Dans quel état d’esprit le Royaume-Uni et les 27 autres membres de l’Union européenne abordent-ils les négociations qui vont s’engager sur les termes d’un accord de retrait ?

Theresa May a dressé une liste de « red lines » dans son discours du 17 janvier 2017 : le Royaume-Uni veut retrouver le contrôle de ses frontières et pouvoir réguler l’immigration en provenance d’autres pays de l’Union européenne, notamment la Pologne ; il ne veut plus être soumis à la juridiction de la Cour de Justice européenne ; il ne veut plus contribuer au budget européen en dehors de sa participation à des programmes spécifiques dans le cadre d’accords particuliers ; il veut une zone de libre-échange pour les produits et les services (notamment financiers) se rapprochant le plus possible de ce qui existe aujourd’hui dans le cadre de l’Union européenne.

Les pays membres de l’Union européenne ont accès à un marché unique dont les principales caractéristiques sont l’absence de droits de douane et de quotas,  un tarif douanier commun pour les produits entrant sur le territoire de l’Union et des règles uniformes en matière de spécifications des produits.
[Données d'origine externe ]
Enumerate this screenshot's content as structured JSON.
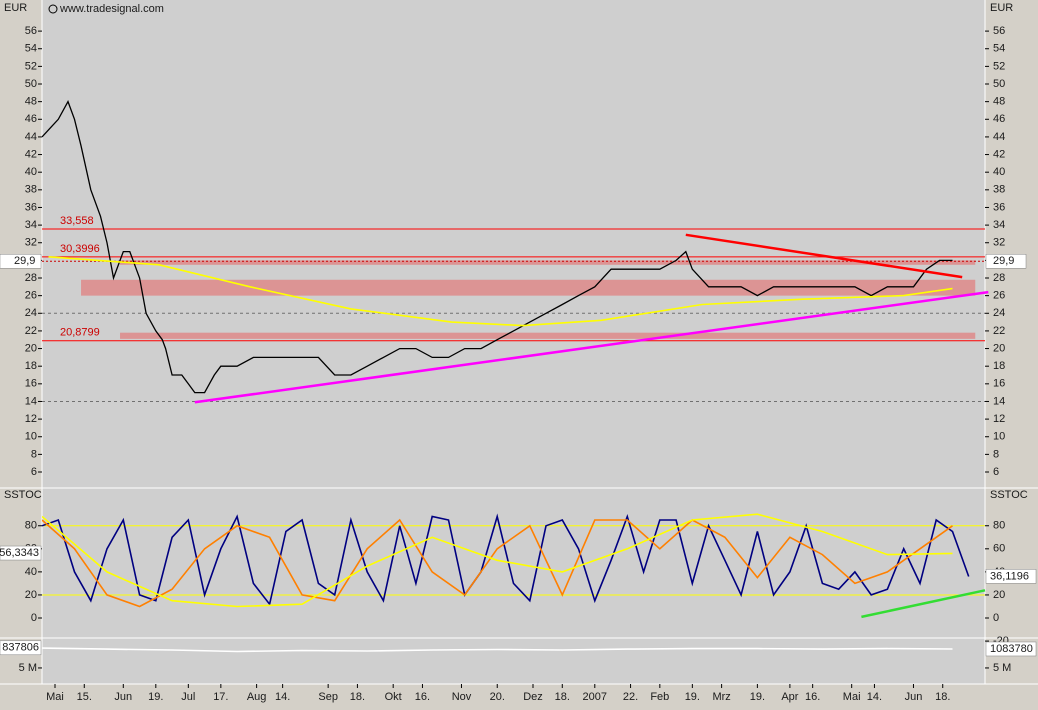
{
  "header": {
    "source": "www.tradesignal.com"
  },
  "x_axis": {
    "xlim": [
      0,
      290
    ],
    "xticks": [
      {
        "value": 4,
        "label": "Mai"
      },
      {
        "value": 13,
        "label": "15."
      },
      {
        "value": 25,
        "label": "Jun"
      },
      {
        "value": 35,
        "label": "19."
      },
      {
        "value": 45,
        "label": "Jul"
      },
      {
        "value": 55,
        "label": "17."
      },
      {
        "value": 66,
        "label": "Aug"
      },
      {
        "value": 74,
        "label": "14."
      },
      {
        "value": 88,
        "label": "Sep"
      },
      {
        "value": 97,
        "label": "18."
      },
      {
        "value": 108,
        "label": "Okt"
      },
      {
        "value": 117,
        "label": "16."
      },
      {
        "value": 129,
        "label": "Nov"
      },
      {
        "value": 140,
        "label": "20."
      },
      {
        "value": 151,
        "label": "Dez"
      },
      {
        "value": 160,
        "label": "18."
      },
      {
        "value": 170,
        "label": "2007"
      },
      {
        "value": 181,
        "label": "22."
      },
      {
        "value": 190,
        "label": "Feb"
      },
      {
        "value": 200,
        "label": "19."
      },
      {
        "value": 209,
        "label": "Mrz"
      },
      {
        "value": 220,
        "label": "19."
      },
      {
        "value": 230,
        "label": "Apr"
      },
      {
        "value": 237,
        "label": "16."
      },
      {
        "value": 249,
        "label": "Mai"
      },
      {
        "value": 256,
        "label": "14."
      },
      {
        "value": 268,
        "label": "Jun"
      },
      {
        "value": 277,
        "label": "18."
      }
    ]
  },
  "chart_data": [
    {
      "type": "line",
      "unit": "EUR",
      "ylim": [
        4.3,
        59.3
      ],
      "yticks": [
        6,
        8,
        10,
        12,
        14,
        16,
        18,
        20,
        22,
        24,
        26,
        28,
        30,
        32,
        34,
        36,
        38,
        40,
        42,
        44,
        46,
        48,
        50,
        52,
        54,
        56
      ],
      "series": [
        {
          "color": "#000000",
          "x": [
            0,
            5,
            8,
            10,
            12,
            15,
            18,
            20,
            22,
            25,
            27,
            30,
            32,
            35,
            37,
            38,
            40,
            43,
            45,
            47,
            50,
            53,
            55,
            60,
            65,
            70,
            75,
            80,
            85,
            90,
            95,
            100,
            105,
            110,
            115,
            120,
            125,
            130,
            135,
            140,
            145,
            150,
            155,
            160,
            165,
            170,
            175,
            180,
            185,
            190,
            195,
            198,
            200,
            205,
            210,
            215,
            220,
            225,
            230,
            235,
            240,
            245,
            250,
            255,
            260,
            265,
            268,
            272,
            276,
            280
          ],
          "values": [
            44,
            46,
            48,
            46,
            43,
            38,
            35,
            32,
            28,
            31,
            31,
            28,
            24,
            22,
            21,
            20,
            17,
            17,
            16,
            15,
            15,
            17,
            18,
            18,
            19,
            19,
            19,
            19,
            19,
            17,
            17,
            18,
            19,
            20,
            20,
            19,
            19,
            20,
            20,
            21,
            22,
            23,
            24,
            25,
            26,
            27,
            29,
            29,
            29,
            29,
            30,
            31,
            29,
            27,
            27,
            27,
            26,
            27,
            27,
            27,
            27,
            27,
            27,
            26,
            27,
            27,
            27,
            29,
            30,
            30
          ]
        },
        {
          "color": "#ffff00",
          "x": [
            2,
            36,
            64,
            95,
            126,
            148,
            172,
            203,
            234,
            265,
            280
          ],
          "values": [
            30.4,
            29.5,
            27,
            24.5,
            23,
            22.6,
            23.2,
            25,
            25.6,
            26,
            26.8
          ]
        }
      ],
      "trendlines": [
        {
          "color": "#ff00ff",
          "x": [
            47,
            291
          ],
          "values": [
            13.9,
            26.4
          ]
        },
        {
          "color": "#ff0000",
          "x": [
            198,
            283
          ],
          "values": [
            32.9,
            28.1
          ]
        }
      ],
      "bands": [
        {
          "from": 12,
          "to": 287,
          "low": 26,
          "high": 27.8
        },
        {
          "from": 24,
          "to": 287,
          "low": 21.1,
          "high": 21.8
        },
        {
          "from": 24,
          "to": 287,
          "low": 29.5,
          "high": 30
        }
      ],
      "levels": [
        {
          "value": 33.558,
          "label": "33,558"
        },
        {
          "value": 30.3996,
          "label": "30,3996"
        },
        {
          "value": 20.8799,
          "label": "20,8799"
        }
      ],
      "dashed_levels": [
        24,
        14
      ],
      "last": {
        "value": 29.9,
        "label": "29,9"
      }
    },
    {
      "type": "line",
      "title": "SSTOC",
      "ylim": [
        -15.6,
        111
      ],
      "yticks": [
        0,
        20,
        40,
        60,
        80
      ],
      "y2lim": [
        -15.6,
        111
      ],
      "y2ticks": [
        -20,
        0,
        20,
        40,
        60,
        80
      ],
      "levels": [
        80,
        20
      ],
      "level_color": "#ffff00",
      "series": [
        {
          "color": "#000080",
          "x": [
            0,
            5,
            10,
            15,
            20,
            25,
            30,
            35,
            40,
            45,
            50,
            55,
            60,
            65,
            70,
            75,
            80,
            85,
            90,
            95,
            100,
            105,
            110,
            115,
            120,
            125,
            130,
            135,
            140,
            145,
            150,
            155,
            160,
            165,
            170,
            175,
            180,
            185,
            190,
            195,
            200,
            205,
            210,
            215,
            220,
            225,
            230,
            235,
            240,
            245,
            250,
            255,
            260,
            265,
            270,
            275,
            280,
            285
          ],
          "values": [
            80,
            85,
            40,
            15,
            60,
            85,
            20,
            15,
            70,
            85,
            20,
            60,
            88,
            30,
            12,
            75,
            85,
            30,
            20,
            85,
            40,
            15,
            80,
            30,
            88,
            85,
            20,
            40,
            88,
            30,
            15,
            80,
            85,
            60,
            15,
            50,
            88,
            40,
            85,
            85,
            30,
            80,
            50,
            20,
            75,
            20,
            40,
            80,
            30,
            25,
            40,
            20,
            25,
            60,
            30,
            85,
            75,
            36
          ]
        },
        {
          "color": "#ff8000",
          "x": [
            0,
            10,
            20,
            30,
            40,
            50,
            60,
            70,
            80,
            90,
            100,
            110,
            120,
            130,
            140,
            150,
            160,
            170,
            180,
            190,
            200,
            210,
            220,
            230,
            240,
            250,
            260,
            270,
            280
          ],
          "values": [
            85,
            60,
            20,
            10,
            25,
            60,
            80,
            70,
            20,
            15,
            60,
            85,
            40,
            20,
            60,
            80,
            20,
            85,
            85,
            60,
            85,
            70,
            35,
            70,
            55,
            30,
            40,
            60,
            80
          ]
        },
        {
          "color": "#ffff00",
          "x": [
            0,
            20,
            40,
            60,
            80,
            100,
            120,
            140,
            160,
            180,
            200,
            220,
            240,
            260,
            280
          ],
          "values": [
            88,
            40,
            15,
            10,
            12,
            45,
            70,
            50,
            40,
            60,
            85,
            90,
            75,
            55,
            56
          ]
        }
      ],
      "trendlines": [
        {
          "color": "#33dd33",
          "x": [
            252,
            290
          ],
          "values": [
            1,
            24
          ]
        }
      ],
      "last_values": [
        {
          "value": 56.3343,
          "label": "56,3343",
          "side": "left"
        },
        {
          "value": 36.1196,
          "label": "36,1196",
          "side": "right"
        }
      ]
    },
    {
      "type": "line",
      "ylim": [
        7900000,
        -770000
      ],
      "yticks": [
        {
          "value": 5000000,
          "label": "5 M"
        }
      ],
      "series": [
        {
          "color": "#ffffff",
          "x": [
            0,
            20,
            40,
            60,
            80,
            100,
            120,
            140,
            160,
            180,
            200,
            220,
            240,
            260,
            280
          ],
          "values": [
            900000,
            1100000,
            1300000,
            1600000,
            1400000,
            1500000,
            1300000,
            1200000,
            1300000,
            1100000,
            1000000,
            1000000,
            1100000,
            1000000,
            1083780
          ]
        }
      ],
      "last_values": [
        {
          "value": 837806,
          "label": "837806",
          "side": "left"
        },
        {
          "value": 1083780,
          "label": "1083780",
          "side": "right"
        }
      ]
    }
  ]
}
La sortie du Royaume-Uni fera de lui un Etat tiers. Tous les accords commerciaux ou autres dont il est partie en tant que membre de l’Union européenne cesseront de lui être applicables. Notamment les accords conclus dans le cadre de l’Organisation mondiale du commerce (OMC) pour lesquels l’Union européenne a compétence exclusive.

En cas d’échec des négociations d’un accord de libre-échange, les nouvelles relations commerciales entre l’Union européenne et le Royaume-Uni seraient fondées sur les seules règles de l’OMC, avec application du tarif extérieur commun et de la clause de la nation la plus favorisée qui ne permet pas un traitement différencié par rapport aux autres pays tiers membres de l’OMC.
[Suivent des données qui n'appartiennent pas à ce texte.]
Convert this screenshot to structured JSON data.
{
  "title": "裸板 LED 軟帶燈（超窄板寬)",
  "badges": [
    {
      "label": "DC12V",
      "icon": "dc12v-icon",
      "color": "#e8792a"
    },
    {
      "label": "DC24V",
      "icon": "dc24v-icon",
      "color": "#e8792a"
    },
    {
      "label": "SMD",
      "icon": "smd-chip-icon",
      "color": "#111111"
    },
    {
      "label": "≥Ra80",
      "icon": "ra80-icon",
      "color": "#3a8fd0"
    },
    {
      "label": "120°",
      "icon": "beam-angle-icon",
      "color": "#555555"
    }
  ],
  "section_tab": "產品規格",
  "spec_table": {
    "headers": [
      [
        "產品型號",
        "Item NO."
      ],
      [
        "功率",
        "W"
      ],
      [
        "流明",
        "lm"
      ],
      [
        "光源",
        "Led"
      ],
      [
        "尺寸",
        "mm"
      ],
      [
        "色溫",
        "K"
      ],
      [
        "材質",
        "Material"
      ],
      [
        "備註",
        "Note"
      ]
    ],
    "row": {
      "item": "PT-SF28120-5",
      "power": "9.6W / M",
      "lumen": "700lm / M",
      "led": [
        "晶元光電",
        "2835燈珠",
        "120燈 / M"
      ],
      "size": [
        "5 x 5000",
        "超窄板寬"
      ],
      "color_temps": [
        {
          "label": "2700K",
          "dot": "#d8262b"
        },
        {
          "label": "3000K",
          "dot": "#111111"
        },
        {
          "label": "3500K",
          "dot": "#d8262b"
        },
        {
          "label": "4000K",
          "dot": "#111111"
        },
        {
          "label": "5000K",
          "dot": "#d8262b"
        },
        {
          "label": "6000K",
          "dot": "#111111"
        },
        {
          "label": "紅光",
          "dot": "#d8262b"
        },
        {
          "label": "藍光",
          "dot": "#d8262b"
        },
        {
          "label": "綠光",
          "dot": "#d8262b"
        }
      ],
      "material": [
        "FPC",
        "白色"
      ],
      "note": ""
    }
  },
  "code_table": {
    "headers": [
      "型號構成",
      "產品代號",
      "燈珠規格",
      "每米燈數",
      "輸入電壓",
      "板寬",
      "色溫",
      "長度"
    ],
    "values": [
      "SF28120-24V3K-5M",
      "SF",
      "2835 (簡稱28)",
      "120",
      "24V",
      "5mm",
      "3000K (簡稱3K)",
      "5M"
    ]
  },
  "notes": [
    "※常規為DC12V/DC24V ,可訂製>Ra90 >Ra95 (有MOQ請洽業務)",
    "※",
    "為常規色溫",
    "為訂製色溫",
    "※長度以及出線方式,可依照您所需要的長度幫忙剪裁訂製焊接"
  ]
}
Lors du sommet de Bratislava du 16 septembre 2016, les 27 ont affiché leur unité en rappelant que l’Union européenne s’était bâtie sur le principe de l’indivisibilité de 4 libertés fondamentales : la libre circulation des biens, des personnes, des services et des capitaux. Ils ont ainsi affirmé qu’il n’était pas concevable d’ouvrir, même partiellement, le marché intérieur en l’absence de libre circulation des personnes entre l’Union et le Royaume-Uni, qu’ils considèrent comme le corollaire indispensable de la libre circulation des biens, des services et des capitaux.
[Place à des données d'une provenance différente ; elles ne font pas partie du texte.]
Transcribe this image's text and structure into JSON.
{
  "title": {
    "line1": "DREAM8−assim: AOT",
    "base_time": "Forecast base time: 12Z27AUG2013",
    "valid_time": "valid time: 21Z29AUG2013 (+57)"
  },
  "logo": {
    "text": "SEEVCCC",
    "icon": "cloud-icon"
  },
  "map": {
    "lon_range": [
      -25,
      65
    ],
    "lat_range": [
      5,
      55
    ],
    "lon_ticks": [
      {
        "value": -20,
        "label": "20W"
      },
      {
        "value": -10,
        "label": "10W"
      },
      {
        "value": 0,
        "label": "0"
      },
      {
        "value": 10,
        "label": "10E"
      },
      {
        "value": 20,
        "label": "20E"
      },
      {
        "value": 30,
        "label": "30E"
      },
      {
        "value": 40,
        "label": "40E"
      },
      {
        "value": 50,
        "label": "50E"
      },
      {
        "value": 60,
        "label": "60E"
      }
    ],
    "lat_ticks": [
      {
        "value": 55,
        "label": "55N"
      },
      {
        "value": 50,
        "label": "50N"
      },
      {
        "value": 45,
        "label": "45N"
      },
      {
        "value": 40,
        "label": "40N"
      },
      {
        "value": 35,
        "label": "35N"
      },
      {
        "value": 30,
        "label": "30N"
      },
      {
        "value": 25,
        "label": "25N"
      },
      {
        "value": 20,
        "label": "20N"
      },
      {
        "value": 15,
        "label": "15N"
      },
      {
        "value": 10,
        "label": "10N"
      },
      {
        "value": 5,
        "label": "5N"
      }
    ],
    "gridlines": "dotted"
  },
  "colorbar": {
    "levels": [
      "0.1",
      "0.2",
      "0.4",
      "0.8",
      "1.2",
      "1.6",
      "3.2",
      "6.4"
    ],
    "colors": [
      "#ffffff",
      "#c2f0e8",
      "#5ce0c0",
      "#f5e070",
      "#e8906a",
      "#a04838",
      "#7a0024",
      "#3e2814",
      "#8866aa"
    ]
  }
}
Toujours selon les 27, l’accès au marché intérieur suppose le respect dans le temps de toutes les réglementations de l’Union européenne en matière commerciale. Il suppose également une contribution suffisante au budget de l’Union, comme c’est le cas pour la Norvège, l’Islande et le Lichtenstein, pays associés de l’Espace économique européen (EEE), et la Suisse, membre de l’Association européenne de libre-échange (AELE) à laquelle le Royaume-Uni a appartenu avant de rejoindre la CEE en 1972. Enfin, des mécanismes de contrôle et de règlement des différends devraient être mis en place, comme c’est le cas pour les pays membres de l’EEE et de l’AELE, ce qui suppose d’accepter de se soumettre à la jurisprudence de la Cour de Justice européenne.

Dans son discours du 17 janvier 2017, Theresa May a résumé ainsi ce que le Royaume-Uni ne veut pas : « Il ne s’agit ni d’être un membre partiel, ni d’être un membre associé ou encore quelque chose qui nous laisserait un pied dedans un pied dehors. Nous n’envisageons pas d’adapter un modèle dont bénéficient d’autres pays. Nous n’aspirons pas non plus à nous accrocher à certains éléments propres aux Etats membres alors que nous sortons. »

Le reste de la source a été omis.